Nunca
he escrito sobre las peripecias lácteas de una madre recién incorporada a la
jornada laboral tras finalizar el permiso de maternidad. Ahora que Nerea “lo
está dejando”, creo que es el momento de hacerlo. Desde la distancia.
Uniendo
permiso de maternidad (16 semanas), período de lactancia acumulado (28 días) y
vacaciones (31 días), me incorporé al trabajo cuando Nerea tenía cinco meses y
medio. ¿Qué milagro puede darse para que, tal y como recomiendan los expertos
en salud (OMS, Asociación Española de Pediatría…), el bebé se alimente
exclusivamente de leche materna, si la mamá no está durante ocho horas al día,
como mínimo?
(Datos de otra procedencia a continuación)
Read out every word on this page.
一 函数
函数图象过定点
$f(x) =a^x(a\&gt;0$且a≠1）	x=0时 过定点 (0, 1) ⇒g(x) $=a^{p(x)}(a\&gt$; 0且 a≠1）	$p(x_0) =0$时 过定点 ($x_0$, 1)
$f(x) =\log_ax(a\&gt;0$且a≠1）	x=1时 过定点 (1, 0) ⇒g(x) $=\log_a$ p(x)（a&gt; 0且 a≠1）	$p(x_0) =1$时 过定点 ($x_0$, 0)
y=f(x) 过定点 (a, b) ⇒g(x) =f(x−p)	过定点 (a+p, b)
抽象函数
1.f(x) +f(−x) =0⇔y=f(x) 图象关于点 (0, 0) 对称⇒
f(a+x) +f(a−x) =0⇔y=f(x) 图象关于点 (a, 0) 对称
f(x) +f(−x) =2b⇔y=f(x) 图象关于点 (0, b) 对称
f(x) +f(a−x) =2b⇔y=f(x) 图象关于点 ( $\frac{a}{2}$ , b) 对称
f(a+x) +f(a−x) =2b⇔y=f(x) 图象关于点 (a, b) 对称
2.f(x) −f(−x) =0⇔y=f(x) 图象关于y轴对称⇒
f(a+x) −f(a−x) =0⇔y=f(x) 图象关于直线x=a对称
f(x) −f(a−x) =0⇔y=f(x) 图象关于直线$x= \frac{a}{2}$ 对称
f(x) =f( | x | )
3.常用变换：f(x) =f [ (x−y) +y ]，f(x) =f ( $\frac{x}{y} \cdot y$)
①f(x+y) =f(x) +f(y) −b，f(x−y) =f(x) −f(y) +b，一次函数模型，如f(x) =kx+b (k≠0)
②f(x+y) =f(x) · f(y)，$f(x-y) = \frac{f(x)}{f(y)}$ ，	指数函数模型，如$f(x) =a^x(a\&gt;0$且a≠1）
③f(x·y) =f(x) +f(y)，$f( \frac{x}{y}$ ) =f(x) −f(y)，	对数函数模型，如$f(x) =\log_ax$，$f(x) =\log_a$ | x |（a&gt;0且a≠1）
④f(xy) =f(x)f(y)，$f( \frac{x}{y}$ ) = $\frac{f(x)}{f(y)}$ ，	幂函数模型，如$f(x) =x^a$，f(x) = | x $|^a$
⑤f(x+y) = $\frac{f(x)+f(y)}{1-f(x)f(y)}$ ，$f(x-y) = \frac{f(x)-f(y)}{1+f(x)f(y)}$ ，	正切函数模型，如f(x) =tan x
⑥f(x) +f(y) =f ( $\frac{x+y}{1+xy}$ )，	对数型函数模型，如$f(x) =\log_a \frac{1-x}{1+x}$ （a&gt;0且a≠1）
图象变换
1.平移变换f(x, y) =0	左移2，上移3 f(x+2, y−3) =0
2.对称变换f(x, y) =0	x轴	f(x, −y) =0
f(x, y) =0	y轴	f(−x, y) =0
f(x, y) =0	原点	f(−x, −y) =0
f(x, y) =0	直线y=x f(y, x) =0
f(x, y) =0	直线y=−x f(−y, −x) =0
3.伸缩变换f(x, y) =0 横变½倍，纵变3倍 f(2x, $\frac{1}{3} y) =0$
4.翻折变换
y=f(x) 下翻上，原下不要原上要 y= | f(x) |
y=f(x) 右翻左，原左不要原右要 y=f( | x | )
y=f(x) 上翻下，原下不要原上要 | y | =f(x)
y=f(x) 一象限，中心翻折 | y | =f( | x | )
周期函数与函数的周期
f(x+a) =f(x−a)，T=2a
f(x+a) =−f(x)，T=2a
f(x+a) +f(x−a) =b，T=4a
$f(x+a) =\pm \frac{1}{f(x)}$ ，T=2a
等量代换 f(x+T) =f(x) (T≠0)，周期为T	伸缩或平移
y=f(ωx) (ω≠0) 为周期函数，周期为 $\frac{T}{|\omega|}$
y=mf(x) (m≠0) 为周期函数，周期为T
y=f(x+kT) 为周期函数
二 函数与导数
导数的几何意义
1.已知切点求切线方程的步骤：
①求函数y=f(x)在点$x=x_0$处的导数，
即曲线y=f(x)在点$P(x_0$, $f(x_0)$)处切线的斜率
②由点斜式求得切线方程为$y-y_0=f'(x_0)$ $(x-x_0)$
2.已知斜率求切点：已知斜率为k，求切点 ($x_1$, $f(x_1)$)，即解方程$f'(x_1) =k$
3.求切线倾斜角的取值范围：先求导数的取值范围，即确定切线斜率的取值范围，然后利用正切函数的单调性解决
En mi caso, mi milagro se llama Mami. No pude permitirme una excedencia, pero mi madre tuvo el
valor y las ganas de renunciar a su sueldo durante tres meses para cuidar de su
nieta. Ella se encargó de seguir mis indicaciones sobre la alimentación de
Nerea, dejó a un lado sus opiniones y experiencias, y respetó todas mis
decisiones. Nunca terminaré de agradecérselo lo suficiente.
El
primer día que me incorporé, los pechos iban a reventarme antes de llegar a la
hora del recreo. Entre mis cosas de clase y mi bolso, una bolsita con mi
mini-nevera, sacaleches y bolsitas especiales para almacenar el líquido.
Preocupación por manchar la camiseta, preocupación porque me pillaran en plena
faena de extracción, preocupación porque Nerea quisiera más, preocupación por
preparar el pack por la noche tras lavarlo y esterilizarlo, y etcéteras.
Los
días de trabajo también por la tarde, cerraba la clase y ¡venga, a ordeñarme!
Sí, sí, a ordeñarme. Lo digo intencionadamente de forma despectiva, y con rabia.
No es algo cómodo. No es fácil hacerlo. Una madre trabajadora que decide
alimentar a su bebé con su leche no tendría por qué extraerse leche si
existieran buenas políticas de conciliación (qué cruz) que les permitieran
permanecer juntos, al menos, seis meses. Comprendo, después de haber pasado por
ese período, que muchas madres decidan abandonar la lactancia natural cuando se
incorporan al trabajo. Pero, claro está, es posible mantenerla, si se quiere. Que
Nerea tuviera casi seis meses facilitó el asunto. Adelantamos dos semanas la
introducción de la alimentación complementaria para poder jugar con otras
cartas en caso de que el bibe de leche materna no saciara el hambre. Nerea
acogió muy bien la introducción de otros alimentos porque llevaba ya semanas
con interés puesto en nuestra comida. Otra entrada se merece la alimentación
complementaria. La haré.
En
septiembre del año pasado, con un año y tres meses, Nerea decidió no querer más
leche de mami si no era directamente de la teta. Guardé mi sacaleches. Dejó
de pedírmelo “en público” por aquel entonces. Se limitó sólo a mamar de noche y
alguna vez para dejarse dormir en la siesta.
Hace unos doce días que no me pide
“tetita”, como ella dice. Y ya van tres o cuatro meses así: está días sin
pedirlo, una noche pide, chupetea un poco (apenas nada), me mira y dice: “no me
gusta tetita”. “¿Sale leche?”, le pregunto. “Sí, está rica, pero no me gusta
tetita”, y deja de mamar enseguida, con cierta cara de asco. Es tremendamente
expresiva, para todo.
Los
primeros sueños nocturnos sin interrupciones (que fueron hace, como mucho,
cinco meses) aliviaron mi cansancio. Ahora me dejan un tanto vacía. Siento
tristeza porque algo único que sólo ella y yo compartimos está desapareciendo. Una
interdependencia que se desvanece, naturalmente.